At the time, video games were playing an increasing role in school curricula for core subjects like math and reading, as teachers sought to hold their students’ interest. And the prediction was that testing fatigue, combined with more computer use in and out of the classroom and ongoing experimentation with games as learning tools, suggested that video games would play a major role in the future of education.
Now, they are.
But the journeys that such games allow students to take and the subjects they learn about while immersed in these games extend beyond the classroom, and far beyond basic math and science. For example, one teacher in Montreal had been planning to take his 10th and 11th-grade students on a trip to Greece to visit historical sites and record their observations for a project that would later be shared with their classmates. When the pandemic quashed that trip, the teacher called each of his students to let them know—and to propose an alternative: Since they couldn’t physically travel to Greece, he suggested that the class take a digital tour of the country as it had existed centuries ago by playing the game Assassin’s Creed: Odyssey, which features a vigorous education mode and a research-based recreation of ancient Greece. Each student was to play the game at home and subsequently submit a report on their experience for a grade.
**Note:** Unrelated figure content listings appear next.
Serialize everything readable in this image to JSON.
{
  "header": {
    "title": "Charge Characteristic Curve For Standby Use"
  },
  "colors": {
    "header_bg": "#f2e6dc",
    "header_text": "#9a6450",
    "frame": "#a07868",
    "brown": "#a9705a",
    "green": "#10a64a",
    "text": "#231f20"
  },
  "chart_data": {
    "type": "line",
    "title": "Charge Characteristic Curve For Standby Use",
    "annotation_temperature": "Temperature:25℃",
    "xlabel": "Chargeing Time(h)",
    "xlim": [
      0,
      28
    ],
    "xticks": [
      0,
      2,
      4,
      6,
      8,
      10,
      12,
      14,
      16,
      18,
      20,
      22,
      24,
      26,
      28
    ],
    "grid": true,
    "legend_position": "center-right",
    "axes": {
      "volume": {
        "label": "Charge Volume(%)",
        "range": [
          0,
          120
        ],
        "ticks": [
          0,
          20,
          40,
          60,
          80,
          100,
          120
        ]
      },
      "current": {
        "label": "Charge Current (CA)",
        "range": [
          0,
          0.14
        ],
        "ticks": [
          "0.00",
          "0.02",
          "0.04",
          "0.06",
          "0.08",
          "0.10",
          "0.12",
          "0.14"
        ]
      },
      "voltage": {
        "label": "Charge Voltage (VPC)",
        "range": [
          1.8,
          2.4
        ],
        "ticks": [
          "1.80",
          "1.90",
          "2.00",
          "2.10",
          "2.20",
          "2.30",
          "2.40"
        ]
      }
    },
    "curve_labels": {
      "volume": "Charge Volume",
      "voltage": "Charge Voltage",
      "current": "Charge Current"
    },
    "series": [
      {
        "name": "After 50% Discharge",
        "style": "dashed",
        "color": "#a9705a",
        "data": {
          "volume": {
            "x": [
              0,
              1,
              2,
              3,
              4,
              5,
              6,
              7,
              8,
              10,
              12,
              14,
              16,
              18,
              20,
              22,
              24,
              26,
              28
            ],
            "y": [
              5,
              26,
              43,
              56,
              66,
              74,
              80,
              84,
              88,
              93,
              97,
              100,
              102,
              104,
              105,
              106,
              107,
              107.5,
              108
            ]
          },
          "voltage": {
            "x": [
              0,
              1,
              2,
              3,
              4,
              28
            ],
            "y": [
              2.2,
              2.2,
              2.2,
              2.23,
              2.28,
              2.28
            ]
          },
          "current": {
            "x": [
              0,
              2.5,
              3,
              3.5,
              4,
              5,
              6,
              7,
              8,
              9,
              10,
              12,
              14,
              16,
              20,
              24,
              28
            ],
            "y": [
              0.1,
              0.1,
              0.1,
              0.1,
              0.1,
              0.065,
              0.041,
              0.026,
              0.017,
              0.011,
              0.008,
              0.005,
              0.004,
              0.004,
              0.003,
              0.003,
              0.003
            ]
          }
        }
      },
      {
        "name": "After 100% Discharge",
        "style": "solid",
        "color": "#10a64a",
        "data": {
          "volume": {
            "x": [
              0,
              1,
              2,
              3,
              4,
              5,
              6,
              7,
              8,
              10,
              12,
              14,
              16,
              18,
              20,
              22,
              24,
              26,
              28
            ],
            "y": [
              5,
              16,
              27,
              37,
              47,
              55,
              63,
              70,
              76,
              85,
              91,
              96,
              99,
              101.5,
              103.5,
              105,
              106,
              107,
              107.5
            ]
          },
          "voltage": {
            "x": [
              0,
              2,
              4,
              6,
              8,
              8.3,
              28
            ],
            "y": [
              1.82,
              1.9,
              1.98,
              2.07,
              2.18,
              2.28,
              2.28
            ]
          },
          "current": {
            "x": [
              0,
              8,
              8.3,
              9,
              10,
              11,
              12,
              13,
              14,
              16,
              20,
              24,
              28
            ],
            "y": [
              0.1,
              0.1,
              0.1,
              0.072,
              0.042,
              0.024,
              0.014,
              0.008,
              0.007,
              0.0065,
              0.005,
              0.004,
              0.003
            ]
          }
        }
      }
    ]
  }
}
The Assassin’s Creed series, which is developed by Ubisoft and follows the story of a secret brotherhood of assassins, has long been digitally recreating famous historical periods like the Renaissance and the American Revolution; Ubisoft consults with historians to lend authenticity to the game’s locales, politics and environs. “We had several teachers who started contacting us after Assassin’s Creed 1 and Assassin’s Creed 2,” Etienne Allonier, brand director for Assassin’s Creed, told the Washington Post. “And since then, based on that feedback, we saw there was a potential of using everything we created for the games for education purposes.”
Many teachers have been tapping into the potential of video games as educational tools during COVID. Popular games such as Roblox and Minecraft are being used to demonstrate scientific principles like climate change or cellular biology. Minecraft’s Education Edition, which has already been out for five years, is being used around the world; while it is not the same as the regular Minecraft edition and contains some limitations that can be set by educators as to what students can and can’t do, it still appeals to students. Physics can be learned by playing Kerbal Space Program, known to be fun but also extremely accurate.
The learning potential goes even deeper with other titles. The game Among Us, which features teams of players trying to identify “impostors” that aim to eliminate “crewmates” from teams before they can complete a set of tasks, actually helps players hone memory, observation skills and insightfulness, and—importantly—how to learn with distraction rather than trying to force them to focus in a setting they don’t find engaging. As this article on studyinternational.com points out, “the key lies in our definition of distraction. Screen learning must involve distracting students towards things that really matter.”
In a recent Censuswide survey of 500 teachers who have used video games in their classrooms during the pandemic, 89% said using them has been beneficial for their students’ engagement with their subjects, as reported by nextgov.com. Sixty-nine percent of teachers said students are more likely to do homework when gaming is involved, and 68% predicted that gaming would become an important resource in education going forward.
“Video games, and the transferrable skills they offer, are a vital tool in bringing online learning to life,” said Bartosz Skwarczek, CEO and co-founder of G2A.com. “And we want to do everything we can to help unlock those benefits for teachers and young people.”